Supported by a three-year, $300,000 drug court grant from the U.S. Department of Justice, along with DUI court funds from the Illinois Department of Transportation, hybrid court started up in 2011, which was four years after the Macon County Board cut a previous drug court from its budget, and will transition Oct. 1 to lesser levels of grant funding.

The state grant is dropping to $40,000. The federal government, meanwhile, awarded a two-year, $200,000 enhancement grant covering services the previous grant did not pay for.

“We’ve had people who could have benefited from dental work or needed more than an emergency homeless shelter until they could save up enough money to get out on their own,” said probation supervisor Melanie Daly.

Probation director Pat Berter said he’s trying to make up the difference by applying for $60,000 from the Administrative Office of the Illinois Courts and that Macon County has helped pay for hybrid court from the start, primarily by covering treatment costs.

Macken said that burden is shifting to Medicaid under the Affordable Care Act, so the financial foundation for the court likely will hold for now.

“There’s been no recidivism among the 12 people who graduated this spring, so it really seems to be working,” he added.

As of mid-August, hybrid court had accepted 61 drug addicts, 25 of whom have been discharged unsuccessfully, and 34 alcoholics, five of whom flunked out.

A 52-year-old Decatur man charged with aggravated DUI spoke Aug. 15 in court at the judge’s invitation about how the program has helped him keep from drinking since he was accepted 11 months ago.

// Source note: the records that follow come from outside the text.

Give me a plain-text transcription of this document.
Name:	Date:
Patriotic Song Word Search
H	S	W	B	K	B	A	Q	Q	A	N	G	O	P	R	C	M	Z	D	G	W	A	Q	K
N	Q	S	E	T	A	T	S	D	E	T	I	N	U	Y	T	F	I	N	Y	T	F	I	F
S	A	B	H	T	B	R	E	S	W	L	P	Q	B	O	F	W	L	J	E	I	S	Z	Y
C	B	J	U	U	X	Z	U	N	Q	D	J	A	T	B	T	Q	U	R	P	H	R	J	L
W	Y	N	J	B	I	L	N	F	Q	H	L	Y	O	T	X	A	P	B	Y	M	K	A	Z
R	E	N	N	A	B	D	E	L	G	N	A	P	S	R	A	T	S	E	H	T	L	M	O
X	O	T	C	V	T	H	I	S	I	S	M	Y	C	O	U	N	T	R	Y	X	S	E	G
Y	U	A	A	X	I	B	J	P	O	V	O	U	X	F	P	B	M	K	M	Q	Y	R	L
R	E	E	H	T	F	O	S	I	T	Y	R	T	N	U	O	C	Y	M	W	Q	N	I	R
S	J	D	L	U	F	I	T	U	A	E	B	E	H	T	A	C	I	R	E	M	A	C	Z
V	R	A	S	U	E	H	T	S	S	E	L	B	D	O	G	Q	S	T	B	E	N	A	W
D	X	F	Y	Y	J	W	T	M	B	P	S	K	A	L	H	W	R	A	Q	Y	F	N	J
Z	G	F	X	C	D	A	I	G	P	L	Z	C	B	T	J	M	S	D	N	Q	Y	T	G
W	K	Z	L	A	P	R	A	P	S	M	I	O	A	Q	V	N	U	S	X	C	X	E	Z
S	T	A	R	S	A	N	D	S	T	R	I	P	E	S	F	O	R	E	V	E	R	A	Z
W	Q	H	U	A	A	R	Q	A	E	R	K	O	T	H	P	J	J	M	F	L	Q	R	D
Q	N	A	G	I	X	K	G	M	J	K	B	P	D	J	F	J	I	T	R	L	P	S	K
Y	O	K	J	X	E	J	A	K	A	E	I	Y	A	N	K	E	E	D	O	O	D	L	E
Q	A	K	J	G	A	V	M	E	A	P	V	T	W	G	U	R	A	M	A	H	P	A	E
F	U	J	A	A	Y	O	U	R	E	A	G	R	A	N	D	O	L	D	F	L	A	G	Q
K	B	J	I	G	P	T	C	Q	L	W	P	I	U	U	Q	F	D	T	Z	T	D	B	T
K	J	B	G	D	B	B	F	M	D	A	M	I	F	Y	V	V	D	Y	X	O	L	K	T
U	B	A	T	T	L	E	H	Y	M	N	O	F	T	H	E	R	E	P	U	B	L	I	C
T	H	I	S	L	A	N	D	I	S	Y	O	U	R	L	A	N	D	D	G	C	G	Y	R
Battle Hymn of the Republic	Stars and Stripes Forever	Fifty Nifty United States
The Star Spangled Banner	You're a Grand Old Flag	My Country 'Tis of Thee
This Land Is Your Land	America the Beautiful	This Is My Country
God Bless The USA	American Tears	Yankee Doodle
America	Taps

“I drank for 38 years and still have the desire,” he said. “When you first quit, you’re on what they call ‘the cloud.’ Sooner or later, you’re going to come down off that cloud, and that’s when you really need a sponsor and utilize the meetings.”

Minutes earlier, another DUI defendant, 43-year-old Elliott Murphy of Decatur, was promoted to the final phase of the program and told he did not have to return to hybrid court until Oct. 10.

“I’m an alcoholic, and I believe the man upstairs helped me get into this program,” he said after court. “It’s saved my life because I didn’t know how stop doing what I was doing.”

Murphy echoed the sentiments of Hirtman, who was caught with crack cocaine last year and charged with possession in addition to aggravated DUI. “My faith is stronger than the will I have to use,” Hirtman said.

Heinkel’s President Miles Wright said he’s glad he hired Hirtman this spring.

“You can count on Bill to be here and do the work, and he’s observant about other things that need to happen in the plant,” Wright said. “He’s been a good employee.”

Hirtman said hybrid court helped him get there.

“I wasn’t sure it would work for me, but my wife stuck by me through it. I thank God for her and for all the people who believed in me before I believed in myself.”